Ehm, itu dia sebagian alur dan cerita dari novel ini. Tema yang diangkat adalah seputar Ahmadiyah, seperti yang sudah saya singgung di paragraf awal. Dari membaca novel ini, saya merasa adanya informasi yang tidak berimbang dan terkesan bahwa penulisnya kurang netral dalam memilih jalan ceritanya. Entah ini pikiran saya saja (padahal saya sudah berupaya senetral mungkin memosisikan diri saat membaca novel ini), atau memang beginilah adanya, bahwa yang dipaparkan dalam novel ini memunculkan stereotip bahwa: tokoh-tokoh Ahmadi-nya tak bercela sementara yang beragama Islamnya digambarkan dengan kurang baik. Saya cukup memaklumi bahwa titik poin dalam novel ini yang mau diangkat adalah tentang sisi kemanusiaan yang ternoda hanya karena kelompok minoritasnya berbeda. Tapi, dalam urusan karakter dan laku, ada ketidakseimbangan di sini. Misalnya, Pak Khairuddin yang seorang Ahmadi, berperilaku santun, sabar, penuh kasih sayang dengan keluarga dan rajin membantu sesamanya. Lalu muncul ibu mertua Maryam yang ikut mencampuri urusan rumah tangga anaknya, suka menyinggung menantunya dengan menyatakan secara tersirat bahwa dulunya dia sesat, dan lain sebagainya. Tokoh Guru Agama Maryam, lalu Pak RT, Pak Haji, Kiyai yang ceramah, dikemas dengan kemasan negatif. Dan mau tidak mau, pembaca juga digiring untuk memberikan statement bahwa pelaku penyerangan (yang notabene adalah Islam) adalah kurang baik. Saya paham bahwa yang diangkat adalah tema yang memang sudah terjadi di masyarakat ini. Tapi, dengan ketidakseimbangan penokohan itu membuat pembaca (terutama saya) agak kurang sepakat dengan penggiringan persepsi tersebut. Saya mahfum, kisah ini akan kurang dramatis jika tidak dikemas sedemikian rupa. Tapi tetap saja, dengan berat sebelah membuatnya tidak lagi objektif. Kenapa ini saya soroti? Karena penokohan tentu akan menguatkan jalan cerita dan itu akan menimbulkan persepsi dalam benak pembaca (meskipun barangkali hanya buku yang benar-benar berkesan yang akan meninggalkan jejak dalam ingatan pembaca). Ketika persepsi yang timbul adalah memberikan pembenaran bahwa orang Islam itu anarkis, mempunyai pandangan negatif (dalam tema ini tentang orang-orang yang dianggap sesat) maka saya sungguh sedih sekali.

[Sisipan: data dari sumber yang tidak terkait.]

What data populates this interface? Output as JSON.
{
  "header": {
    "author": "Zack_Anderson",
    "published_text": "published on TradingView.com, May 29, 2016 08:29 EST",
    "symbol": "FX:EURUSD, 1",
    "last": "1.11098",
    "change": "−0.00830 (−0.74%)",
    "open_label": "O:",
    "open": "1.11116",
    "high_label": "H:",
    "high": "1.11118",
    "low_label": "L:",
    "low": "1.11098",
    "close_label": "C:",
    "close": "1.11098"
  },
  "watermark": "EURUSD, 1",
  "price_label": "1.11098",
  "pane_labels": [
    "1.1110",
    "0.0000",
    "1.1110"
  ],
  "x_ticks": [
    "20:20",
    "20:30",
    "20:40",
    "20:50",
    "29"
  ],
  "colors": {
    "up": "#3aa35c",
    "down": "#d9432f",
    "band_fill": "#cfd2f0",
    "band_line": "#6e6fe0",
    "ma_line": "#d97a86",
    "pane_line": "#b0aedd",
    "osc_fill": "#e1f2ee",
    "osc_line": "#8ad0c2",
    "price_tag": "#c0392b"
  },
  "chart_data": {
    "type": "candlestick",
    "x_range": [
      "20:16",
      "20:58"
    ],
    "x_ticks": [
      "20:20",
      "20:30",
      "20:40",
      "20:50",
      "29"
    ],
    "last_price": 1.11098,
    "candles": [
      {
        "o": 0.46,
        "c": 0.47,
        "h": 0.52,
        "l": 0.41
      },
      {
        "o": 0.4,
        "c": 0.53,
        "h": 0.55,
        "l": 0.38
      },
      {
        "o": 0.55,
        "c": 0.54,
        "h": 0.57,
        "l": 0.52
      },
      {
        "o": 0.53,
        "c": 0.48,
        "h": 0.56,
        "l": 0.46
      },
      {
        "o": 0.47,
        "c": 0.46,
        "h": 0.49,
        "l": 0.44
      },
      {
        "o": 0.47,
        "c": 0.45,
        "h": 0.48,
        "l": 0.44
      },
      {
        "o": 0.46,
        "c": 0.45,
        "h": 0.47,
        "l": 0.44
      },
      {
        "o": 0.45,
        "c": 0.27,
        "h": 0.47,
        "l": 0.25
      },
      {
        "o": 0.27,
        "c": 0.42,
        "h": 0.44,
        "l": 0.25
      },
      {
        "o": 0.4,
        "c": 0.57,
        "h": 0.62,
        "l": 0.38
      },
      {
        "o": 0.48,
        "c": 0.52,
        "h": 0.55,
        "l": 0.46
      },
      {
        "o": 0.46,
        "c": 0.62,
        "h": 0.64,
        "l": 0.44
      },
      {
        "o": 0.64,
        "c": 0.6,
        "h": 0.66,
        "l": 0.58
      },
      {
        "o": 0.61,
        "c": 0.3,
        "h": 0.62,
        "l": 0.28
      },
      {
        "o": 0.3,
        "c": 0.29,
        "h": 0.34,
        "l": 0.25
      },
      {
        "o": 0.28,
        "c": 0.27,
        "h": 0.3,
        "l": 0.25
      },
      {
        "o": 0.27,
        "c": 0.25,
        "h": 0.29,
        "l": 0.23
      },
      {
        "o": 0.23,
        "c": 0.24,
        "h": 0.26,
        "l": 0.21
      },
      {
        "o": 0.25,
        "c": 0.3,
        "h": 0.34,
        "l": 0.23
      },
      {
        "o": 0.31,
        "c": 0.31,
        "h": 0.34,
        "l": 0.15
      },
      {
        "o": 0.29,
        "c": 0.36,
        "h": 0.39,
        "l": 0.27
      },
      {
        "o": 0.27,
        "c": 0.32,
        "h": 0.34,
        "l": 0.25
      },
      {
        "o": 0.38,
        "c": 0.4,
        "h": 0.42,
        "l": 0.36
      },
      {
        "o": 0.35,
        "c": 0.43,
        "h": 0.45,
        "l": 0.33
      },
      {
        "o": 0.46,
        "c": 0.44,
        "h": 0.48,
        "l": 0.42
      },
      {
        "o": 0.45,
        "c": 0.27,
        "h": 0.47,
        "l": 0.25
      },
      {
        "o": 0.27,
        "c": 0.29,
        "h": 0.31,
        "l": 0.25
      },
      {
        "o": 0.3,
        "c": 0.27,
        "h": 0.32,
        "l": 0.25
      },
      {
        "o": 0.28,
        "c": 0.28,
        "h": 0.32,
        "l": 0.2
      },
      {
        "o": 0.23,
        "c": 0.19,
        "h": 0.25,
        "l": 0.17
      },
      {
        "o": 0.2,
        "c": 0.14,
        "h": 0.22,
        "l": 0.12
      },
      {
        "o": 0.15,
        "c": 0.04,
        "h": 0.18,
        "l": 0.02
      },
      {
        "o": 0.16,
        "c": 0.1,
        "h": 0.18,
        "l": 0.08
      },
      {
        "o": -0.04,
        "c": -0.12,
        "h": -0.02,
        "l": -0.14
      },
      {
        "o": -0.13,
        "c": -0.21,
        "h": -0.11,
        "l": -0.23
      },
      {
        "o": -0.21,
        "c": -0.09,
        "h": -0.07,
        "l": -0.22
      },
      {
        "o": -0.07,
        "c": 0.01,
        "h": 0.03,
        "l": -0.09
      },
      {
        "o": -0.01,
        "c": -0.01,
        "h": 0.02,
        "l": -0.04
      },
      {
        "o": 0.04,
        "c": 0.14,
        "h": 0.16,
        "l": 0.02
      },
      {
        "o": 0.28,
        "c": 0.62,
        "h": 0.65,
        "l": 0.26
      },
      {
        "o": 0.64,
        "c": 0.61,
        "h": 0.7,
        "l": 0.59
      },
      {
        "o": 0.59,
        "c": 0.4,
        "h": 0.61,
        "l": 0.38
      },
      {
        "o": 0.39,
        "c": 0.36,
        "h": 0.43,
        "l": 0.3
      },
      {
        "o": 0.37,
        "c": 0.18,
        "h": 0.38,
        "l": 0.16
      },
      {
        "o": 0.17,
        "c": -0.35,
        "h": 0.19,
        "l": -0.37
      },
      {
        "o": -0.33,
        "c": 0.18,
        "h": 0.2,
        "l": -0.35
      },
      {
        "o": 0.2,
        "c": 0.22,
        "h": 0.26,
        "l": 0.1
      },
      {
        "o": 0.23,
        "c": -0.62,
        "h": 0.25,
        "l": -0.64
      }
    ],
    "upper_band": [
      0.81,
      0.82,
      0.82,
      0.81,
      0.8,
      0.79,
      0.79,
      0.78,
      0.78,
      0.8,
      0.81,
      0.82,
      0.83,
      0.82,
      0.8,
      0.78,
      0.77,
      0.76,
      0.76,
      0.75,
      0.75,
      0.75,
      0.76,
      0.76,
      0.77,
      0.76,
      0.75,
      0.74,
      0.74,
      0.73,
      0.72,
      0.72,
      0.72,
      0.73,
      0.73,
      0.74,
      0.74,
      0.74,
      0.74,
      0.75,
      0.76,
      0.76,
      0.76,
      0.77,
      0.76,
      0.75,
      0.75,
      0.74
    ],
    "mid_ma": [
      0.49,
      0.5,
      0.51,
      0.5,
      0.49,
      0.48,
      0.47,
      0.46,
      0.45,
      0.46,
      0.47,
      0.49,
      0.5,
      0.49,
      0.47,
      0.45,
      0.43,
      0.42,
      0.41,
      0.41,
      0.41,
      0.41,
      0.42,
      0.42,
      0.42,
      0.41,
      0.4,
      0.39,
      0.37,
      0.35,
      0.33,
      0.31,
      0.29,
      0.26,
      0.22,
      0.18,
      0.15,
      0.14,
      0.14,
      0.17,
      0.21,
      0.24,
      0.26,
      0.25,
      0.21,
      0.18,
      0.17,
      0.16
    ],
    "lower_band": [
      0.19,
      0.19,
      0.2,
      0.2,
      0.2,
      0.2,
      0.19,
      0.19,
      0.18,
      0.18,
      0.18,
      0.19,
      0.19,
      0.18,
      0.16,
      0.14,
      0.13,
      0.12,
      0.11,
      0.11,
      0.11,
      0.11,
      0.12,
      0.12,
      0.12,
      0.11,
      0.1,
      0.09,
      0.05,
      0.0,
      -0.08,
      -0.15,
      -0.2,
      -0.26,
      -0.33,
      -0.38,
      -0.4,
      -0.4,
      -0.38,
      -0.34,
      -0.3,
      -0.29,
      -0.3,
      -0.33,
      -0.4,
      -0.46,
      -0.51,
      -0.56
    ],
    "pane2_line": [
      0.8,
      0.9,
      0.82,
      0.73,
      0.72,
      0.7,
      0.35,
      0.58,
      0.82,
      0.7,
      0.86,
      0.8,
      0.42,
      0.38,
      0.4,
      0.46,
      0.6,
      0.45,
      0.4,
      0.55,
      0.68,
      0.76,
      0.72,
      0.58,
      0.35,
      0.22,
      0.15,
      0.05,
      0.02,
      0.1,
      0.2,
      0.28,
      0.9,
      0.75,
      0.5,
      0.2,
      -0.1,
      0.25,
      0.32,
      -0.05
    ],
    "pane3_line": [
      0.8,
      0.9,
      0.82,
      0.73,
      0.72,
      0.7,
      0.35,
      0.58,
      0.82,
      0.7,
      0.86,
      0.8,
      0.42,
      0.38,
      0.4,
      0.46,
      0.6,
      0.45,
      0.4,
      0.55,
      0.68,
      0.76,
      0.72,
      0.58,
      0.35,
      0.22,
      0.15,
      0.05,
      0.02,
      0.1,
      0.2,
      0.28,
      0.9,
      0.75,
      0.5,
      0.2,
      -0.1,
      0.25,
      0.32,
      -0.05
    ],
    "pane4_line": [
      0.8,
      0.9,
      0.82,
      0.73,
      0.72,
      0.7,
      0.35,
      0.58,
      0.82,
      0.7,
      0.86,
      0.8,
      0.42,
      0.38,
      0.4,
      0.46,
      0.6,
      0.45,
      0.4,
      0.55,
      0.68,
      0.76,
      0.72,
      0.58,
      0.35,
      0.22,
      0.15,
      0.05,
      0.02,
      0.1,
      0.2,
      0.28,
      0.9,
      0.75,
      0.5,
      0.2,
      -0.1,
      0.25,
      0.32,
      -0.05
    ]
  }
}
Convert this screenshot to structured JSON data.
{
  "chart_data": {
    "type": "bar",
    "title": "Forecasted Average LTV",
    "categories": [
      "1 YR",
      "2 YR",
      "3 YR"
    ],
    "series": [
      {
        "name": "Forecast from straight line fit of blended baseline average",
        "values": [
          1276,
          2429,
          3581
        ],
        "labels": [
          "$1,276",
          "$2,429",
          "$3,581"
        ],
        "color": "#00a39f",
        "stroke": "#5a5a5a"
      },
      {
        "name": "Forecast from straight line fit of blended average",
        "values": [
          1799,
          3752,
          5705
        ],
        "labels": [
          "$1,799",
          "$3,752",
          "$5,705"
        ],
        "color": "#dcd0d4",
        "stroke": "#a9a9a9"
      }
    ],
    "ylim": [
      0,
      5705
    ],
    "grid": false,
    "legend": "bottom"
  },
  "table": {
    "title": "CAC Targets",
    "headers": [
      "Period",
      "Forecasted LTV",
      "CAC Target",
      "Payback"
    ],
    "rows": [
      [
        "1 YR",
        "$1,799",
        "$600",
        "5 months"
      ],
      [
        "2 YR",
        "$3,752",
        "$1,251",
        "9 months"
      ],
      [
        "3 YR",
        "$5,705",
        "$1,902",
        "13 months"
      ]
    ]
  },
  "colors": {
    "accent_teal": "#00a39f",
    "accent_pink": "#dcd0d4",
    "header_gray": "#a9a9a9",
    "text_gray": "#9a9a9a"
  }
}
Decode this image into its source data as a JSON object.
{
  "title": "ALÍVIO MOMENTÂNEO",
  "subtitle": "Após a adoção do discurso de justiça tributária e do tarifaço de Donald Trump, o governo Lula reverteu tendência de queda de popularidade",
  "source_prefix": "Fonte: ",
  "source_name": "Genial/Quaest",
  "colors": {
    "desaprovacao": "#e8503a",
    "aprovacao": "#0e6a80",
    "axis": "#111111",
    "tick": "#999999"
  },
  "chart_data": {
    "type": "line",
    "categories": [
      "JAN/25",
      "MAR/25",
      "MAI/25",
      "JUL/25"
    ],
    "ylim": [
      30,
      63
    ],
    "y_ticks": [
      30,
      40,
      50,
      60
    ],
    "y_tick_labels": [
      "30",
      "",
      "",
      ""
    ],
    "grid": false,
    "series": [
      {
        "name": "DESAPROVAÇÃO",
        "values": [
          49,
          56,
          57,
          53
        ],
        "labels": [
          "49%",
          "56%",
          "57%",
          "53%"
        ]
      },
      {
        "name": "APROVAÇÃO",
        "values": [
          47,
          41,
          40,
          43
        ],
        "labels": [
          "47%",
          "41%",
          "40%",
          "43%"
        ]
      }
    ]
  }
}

Kedua, barangkali ini potongan penting yang--entah dengan sengaja atau tidak--dihilangkan, bahwa penjelasan seputar Ahmadiyah tidak didapat saat pembaca menikmati novel ini. Mungkin penulis hanya berfokus pada masalah "kemanusiaan yang diciderai karena agama" tanpa mau repot-repot masuk pada aspek akidah. Tapi bagi saja ini kurang bijak; seolah-olah seperti melemparkan bola tanpa mau memberi tahu kenapa bola itu dilempar. Dari pandangan orang awam, yang barangkali mau membeli novel ini untuk mengetahui lebih banyak tentang Ahmadiyah selain label bahwa ia sesat, tentu akan kecewa. Penjelasan tentang Ahmadiyah hanya terhenti di deskripsi bahwa di rumah Ahmadi, ada foto besar yang menyatakan bahwa itu adalah Mirza Ghulam Ahmad tanpa dijelaskan dia itu siapa dan mengapa sampai diagung-agungkan sedemikian rupa.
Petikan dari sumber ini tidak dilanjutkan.